Terraform: Read CSV data and convert it into a list of maps

Updated: February 4, 2024 By: Guest Contributor Post a comment

Introduction

Infrastructure as Code (IaC) has changed the landscape of DevOps and cloud engineering, enabling professionals to manage infrastructure with the same approach as application code. Terraform, a tool developed by HashiCorp, stands at the forefront of this movement, allowing users to safely and predictably create, change, and improve infrastructure. This tutorial takes a deep dive into a somewhat niche but incredibly powerful feature of Terraform: reading CSV data and converting it into a list of maps for further manipulation or resource creation.

Understanding the Basics

Before diving into the complexities of working with CSV data in Terraform, it’s crucial to grasp a few basic concepts. Terraform allows us to define infrastructure through a configuration language named HCL (HashiCorp Configuration Language). Within these configurations, we can leverage the
csvdecode function to parse CSV formatted strings into structured lists or maps.

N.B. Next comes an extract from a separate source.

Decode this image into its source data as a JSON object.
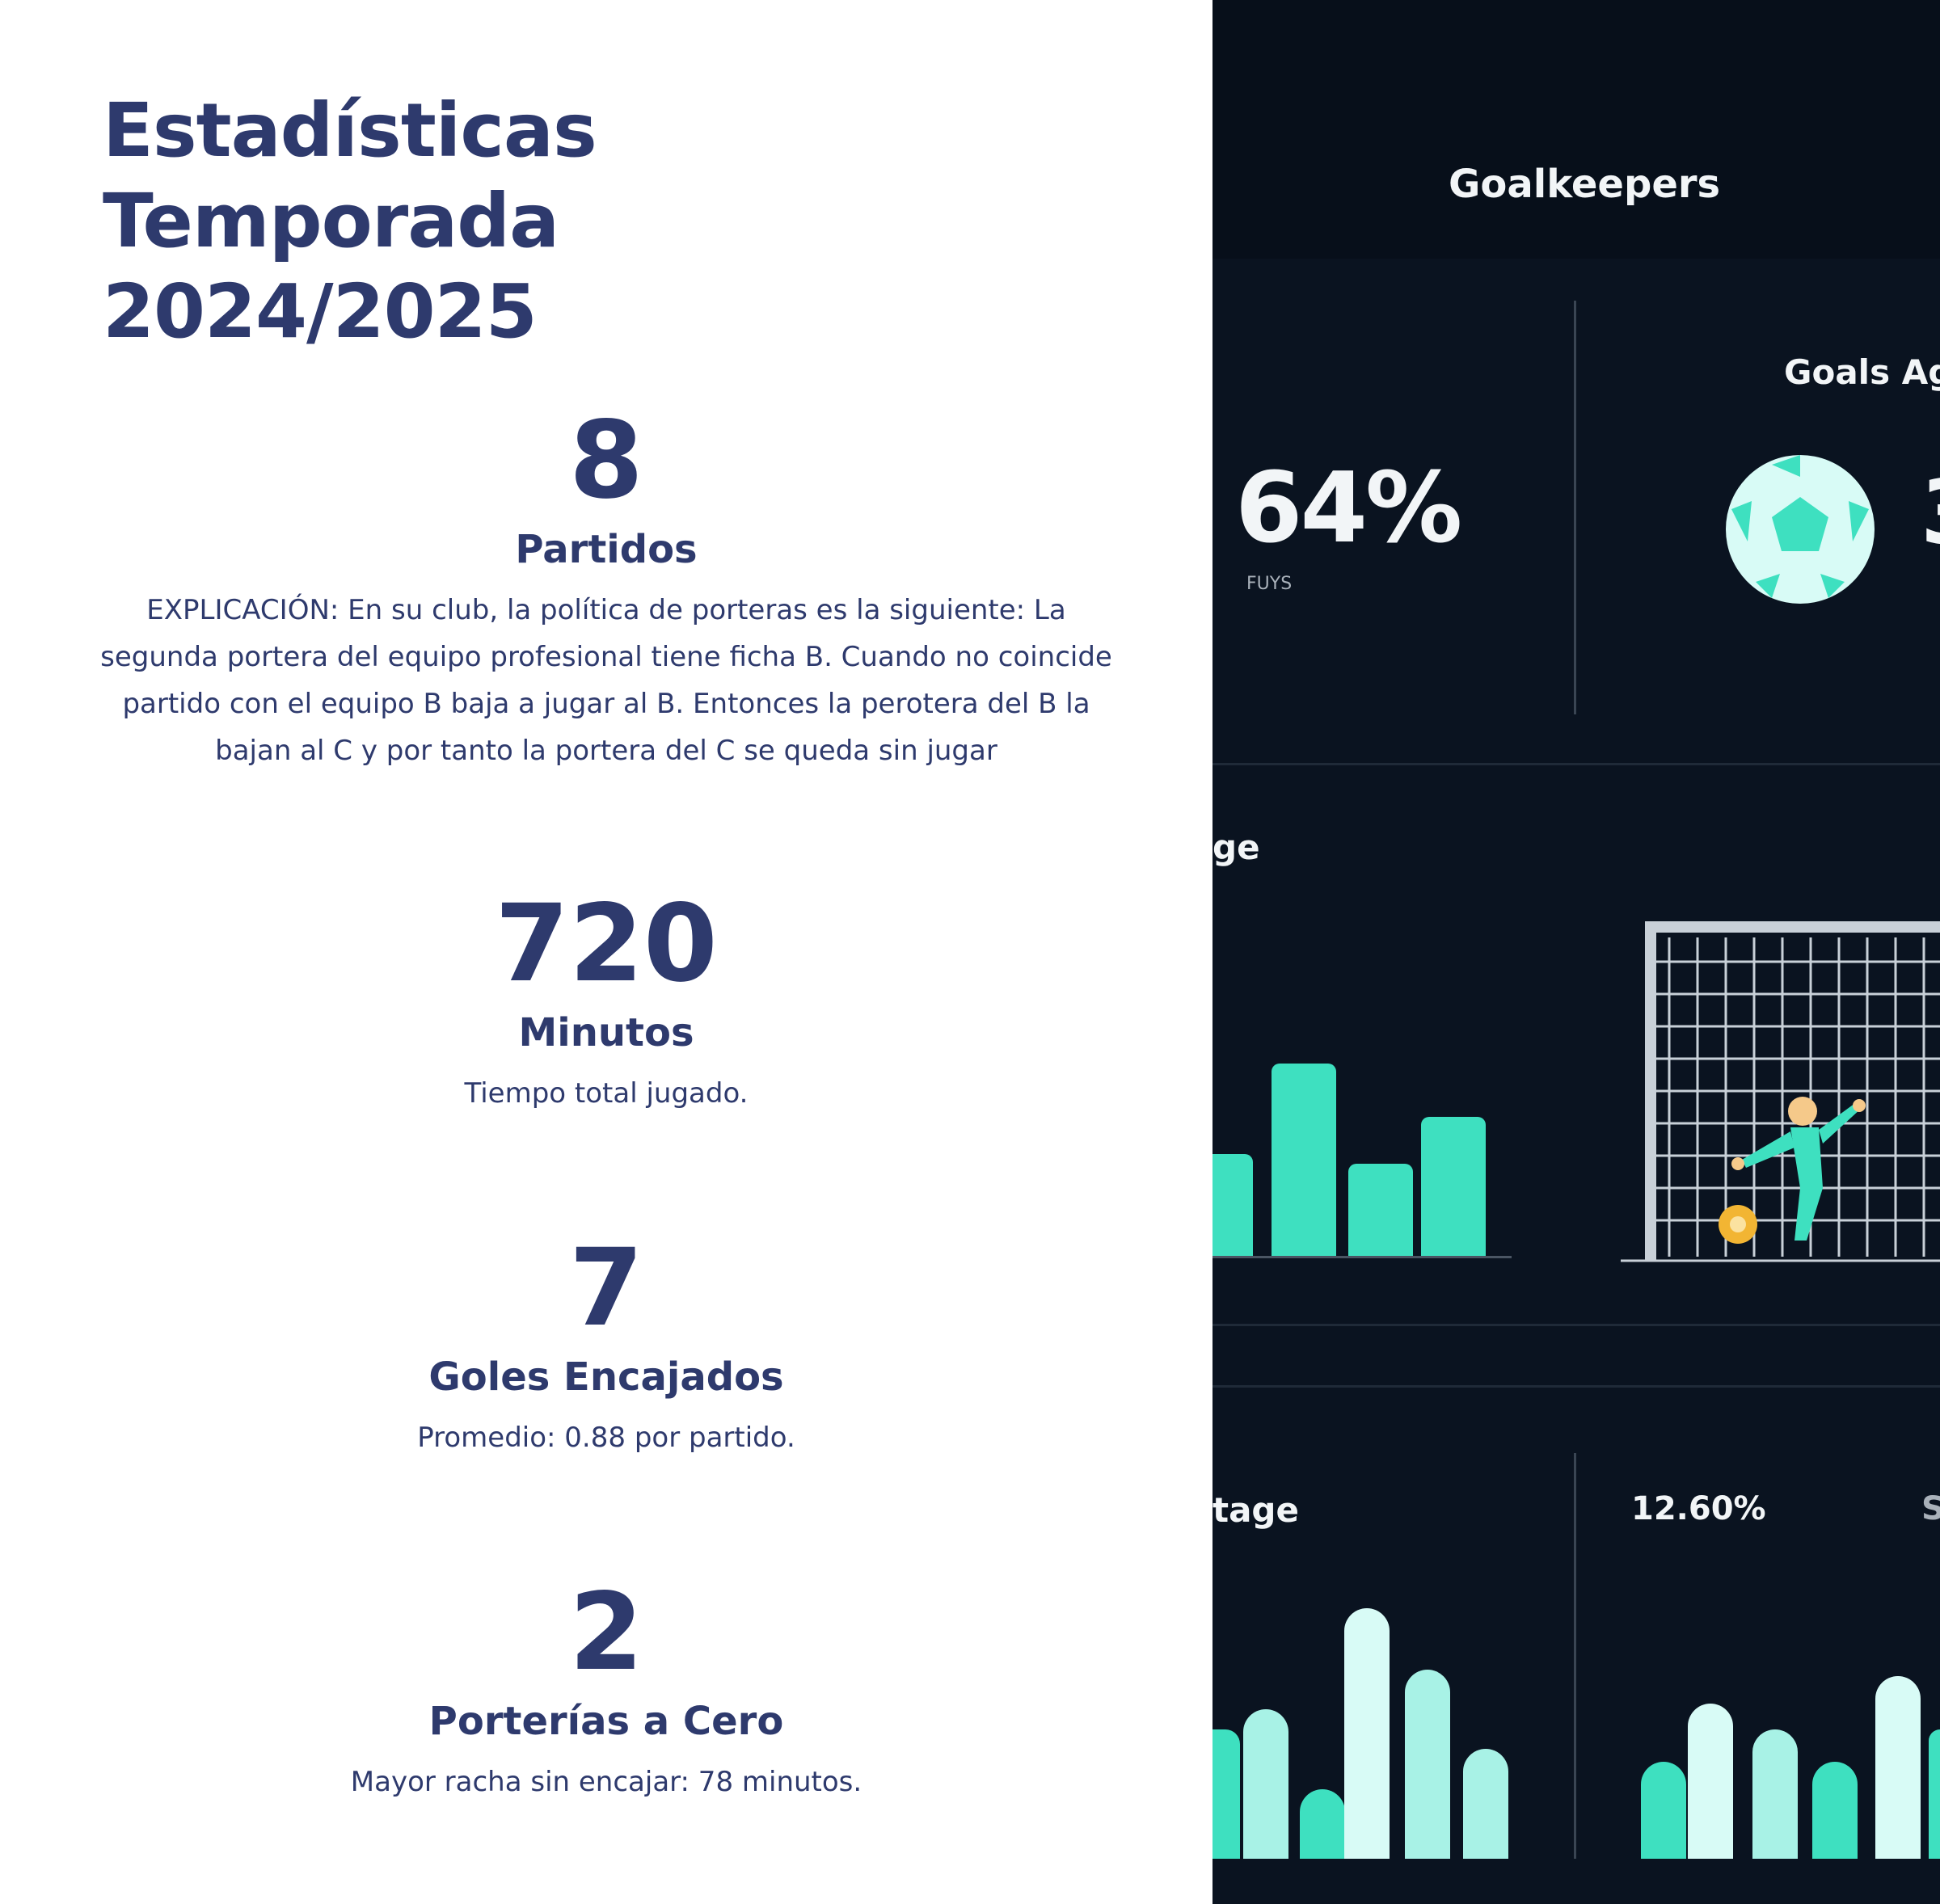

First, let’s look at a simple use case where we have a CSV file with basic information about some virtual machines we would like to manage through Terraform.

name, image, size
vm1, ubuntu, small
vm2, centos, large

Basic Example

locals {
  csv_data = file("${path.module}/vm_details.csv")
  vm_list = csvdecode(local.csv_data)
}
output "vm_list" {
  value = local.vm_list
}

The code above does the following: it reads the CSV file vm_details.csv, decodes the CSV content into a list of maps where each line represents a virtual machine with its attributes, and finally, exports this information via an output variable called vm_list. Below is how the output might look:

[{
  "name": "vm1",
  "image": "ubuntu",
  "size": "small"
},
{
  "name": "vm2",
  "image": "centos",
  "size": "large"
}]

Handling More Complex CSV Data

Suppose we have a CSV file with more complex data structure, including nested details or even lists within some entries. To handle this, we might need to craft a more intricate method of parsing the data. While Terraform’s basic csvdecode function does an excellent job with flat structures, confronting hierarchical data requires a bit more Terraform finesse and possibly even delving into external preprocessing steps.

For the sake of simplicity, let’s assume our complex CSV looks something like this:

name, info
vm1, "{\"os\":\"ubuntu\",\"features\":[\"web\",\"db\"]}"
vm2, "{\"os\":\"centos\",\"features\":[\"app\",\"cache\"]}"

Dealing with this information directly in Terraform might not be straightforward, as csvdecode does not automatically parse nested JSON structures within CSV fields. Handling this scenario requires first to decode the CSV data into a list of maps and then additionally parse the complex fields.

locals {
  raw_csv_data = file("${path.module}/complex_vm_details.csv")
  intermediate_list = csvdecode(local.raw_csv_data)
  vm_list = [for vm in local.intermediate_list : {
    name = vm.name,
    info = jsondecode(vm.info)
  }]
}
output "vm_list" {
  value = local.vm_list
}

With the above snippet, we achieve decomposition of the CSV data into an intermediate list of maps. Subsequently, we utilize a combination of the for loop and the jsondecode function for parsing the nested JSON strings found in the info field, effectively converting the entire structure into a more manageable format.

Advanced Usage: Dynamic Resource Creation

Once you have mastered reading and parsing CSV files into structured data, a natural progression is leveraging this capability to dynamically create resources. Imagine using the parsed CSV data to dynamically provision a fleet of virtual machines on a cloud platform.

resource "cloud_vm" "vm_instance" {
  for_each = {for vm in local.vm_list : vm.name => vm}
  name = each.value.name
  image = each.value.info.os
  size = lookup(each.value.info, "size", "medium")
}

In the example above, the for_each directive tells Terraform to create a separate cloud_vm.vm_instance resource for each item in the vm_list, utilizing the specifications within. It dynamically sets the VM’s name, image, and size using the parsed CSV data, showcasing the power of Terraform in automating infrastructure based on dynamic data sources.

Conclusion

Through this tutorial, we’ve explored how Terraform can ingest CSV data, parse it into a list of maps, and further manipulate this data for infrastructure management and automation. Mastery of these techniques opens up a wealth of possibilities for infrastructure as code practitioners, empowering them to handle dynamic and complex configurations with ease.